Germany has found a new way to celebrate its "Mittelstand" – its tradition of largely family-owned, not-so-small companies – and take a swipe at "casino capitalism" at the same time.
Handelsblatt, the flagship newspaper of the family-owned Holtzbrinck publishing group, last week celebrated its second annual induction into the family business Hall of Fame, naming banker Friedrich von Metzler and industrialist Heinrich Weiss to a virtual pantheon of German family entrepreneurs.
Von Metzler, 66, is the 11th generation to run the family bank (contrast with the current Rothschild generation involved in banking, which is "only" the 7th). The Metzler bank is small, but has the distinction of being the oldest private bank in Germany having been in continuous family ownership since it was founded in 1674.
Its influence outstrips its size because much of its activity – underwriting and asset management – is not reflected in the balance sheet. Von Metzler previously served as chairman of the Frankfurt Stock Exchange in the 1980s and 1990s, when floor trading still flourished.
After training in a number of foreign financial institutions, Von Metzler and his cousin, Christoph von Metzler, who died prematurely in 1993 at age 52, designed a strategy for the Frankfurt-based bank to remain lean and nimble, forging partnerships in Europe and the US.

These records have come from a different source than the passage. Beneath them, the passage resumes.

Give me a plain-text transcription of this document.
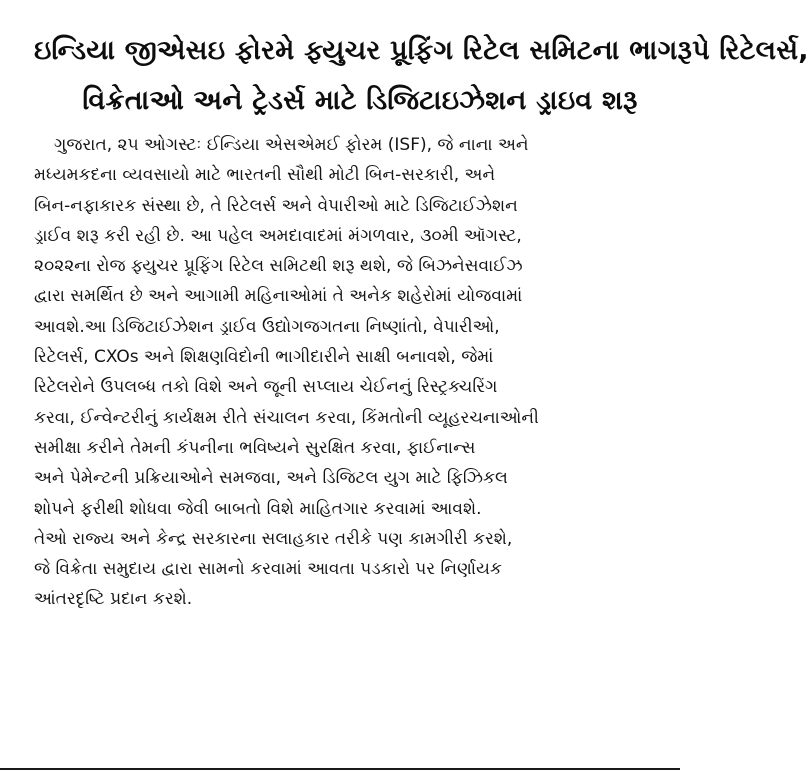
ઇન્ડિયા જીએસઇ ફોરમે ફ્યુચર પ્રૂફિંગ રિટેલ સમિટના ભાગરૂપે રિટેલર્સ,
વિક્રેતાઓ અને ટ્રેડર્સ માટે ડિજિટાઇઝેશન ડ્રાઇવ શરૂ
ગુજરાત, ૨૫ ઓગસ્ટઃ ઈન્ડિયા એસએમઈ ફોરમ (ISF), જે નાના અને
મધ્યમકદના વ્યવસાયો માટે ભારતની સૌથી મોટી બિન-સરકારી, અને
બિન-નફાકારક સંસ્થા છે, તે રિટેલર્સ અને વેપારીઓ માટે ડિજિટાઈઝેશન
ડ્રાઈવ શરૂ કરી રહી છે. આ પહેલ અમદાવાદમાં મંગળવાર, ૩૦મી ઑગસ્ટ,
૨૦૨૨ના રોજ ફ્યુચર પ્રૂફિંગ રિટેલ સમિટથી શરૂ થશે, જે બિઝનેસવાઈઝ
દ્વારા સમર્થિત છે અને આગામી મહિનાઓમાં તે અનેક શહેરોમાં યોજવામાં
આવશે.આ ડિજિટાઈઝેશન ડ્રાઈવ ઉદ્યોગજગતના નિષ્ણાંતો, વેપારીઓ,
રિટેલર્સ, CXOs અને શિક્ષણવિદોની ભાગીદારીને સાક્ષી બનાવશે, જેમાં
રિટેલરોને ઉપલબ્ધ તકો વિશે અને જૂની સપ્લાય ચેઈનનું રિસ્ટ્રક્ચરિંગ
કરવા, ઈન્વેન્ટરીનું કાર્યક્ષમ રીતે સંચાલન કરવા, કિંમતોની વ્યૂહરચનાઓની
સમીક્ષા કરીને તેમની કંપનીના ભવિષ્યને સુરક્ષિત કરવા, ફાઈનાન્સ
અને પેમેન્ટની પ્રક્રિયાઓને સમજવા, અને ડિજિટલ યુગ માટે ફિઝિકલ
શોપને ફરીથી શોધવા જેવી બાબતો વિશે માહિતગાર કરવામાં આવશે.
તેઓ રાજ્ય અને કેન્દ્ર સરકારના સલાહકાર તરીકે પણ કામગીરી કરશે,
જે વિક્રેતા સમુદાય દ્વારા સામનો કરવામાં આવતા પડકારો પર નિર્ણાયક
આંતરદૃષ્ટિ પ્રદાન કરશે.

Von Metzler eventually decided to get out of the loan business altogether because the private bank could not compete with commercial banks and their cheap funding from retail deposits. "My father always told me: you have to reflect every day whether business is going in the right direction," Von Metzler said in an interview with Handelsblatt,
The family met with tragedy when Von Metzler's 11-year-old son Jakob was kidnapped and later killed in 2002. It is now his nephew, Leonhardt, who is first in line to carry on the family tradition at the bank while his younger children pursue their education.
The other family business tycoon to be admitted into the Hall of Fame was Heinrich Weiss. He served as head of the family-owned machine-maker and plant contractor SMS Group, an archetypal German manufacturer. The fourth generation to run the Duesseldorf-based company, Weiss took over at the tender age of 29 and grew the group from just 120 million marks (about €60 million) to a €3.6 billion business.
Clearly a new generation, the young Weiss put a fire-engine red sofa in his office and drove his Porsche fast on the weekend. He was adept at running a company and later at doing deals to make it bigger. "I wanted to build something up and not just manage what I inherited," Weiss told the Handelsblatt newspaper.
Weiss became one of the country's most prominent industrialists and eventually reached the influential post of chairman of the Federal Association of German Industry (BDI), the main industry lobby.
The two family leaders were honoured earlier this month at a dinner in Munich's Charles Hotel. The ceremony also saw some deceased titans of German industry designated as "Icons". The honourees this year, represented by family members, were Melita Benz, Carl Zeiss, Carl von Linde and Albert Boehringer – whose names speak largely for themselves.
Berthold Leibinger, also in the machinery industry, and Martin Herrenknecht, head of a family firm specialised in tunnel construction, were the first two family leaders to be inducted into the Hall of Fame last year.
The newspaper endowed the award with semi-official status by getting Economics Minister Rainer Bruederle to serve as honorary chairman. For this year's induction ceremony, Bruederle said family-owned companies were important to Germany not only because they employ two-thirds of the workforce but because of the values they represent in the country's economic life.
"They think generations ahead," Bruederle said. "Sustainable business practices mark their operations. In this way, they maintain a great trust with respect to their workers and with respect to their location."
Holzbrinck is not a disinterested observer. The second-generation, family-owned publishing company, which began in 1948 as a book club and has made billionaires of the founder's heirs, has expanded abroad with significant book publishing operations in the UK and US.
Part of the success of the families inducted into the Hall of Fame is their unwavering commitment to growing the business, not simply growing their own personal wealth. Von Metzler says he takes out enough money to have a comfortable and secure life for his family, but nothing extravagant. Weiss says SMS pays a 10% dividend and leaves the rest of the profit in the firm as equity.
In the wake of the greed exposed by the financial crisis, both Bruederle and Handelsblatt applaud the Hall of Fame laureates and the family business model for its longevity and value focus that always puts wealth preservation and the future of the firm ahead of personal gain.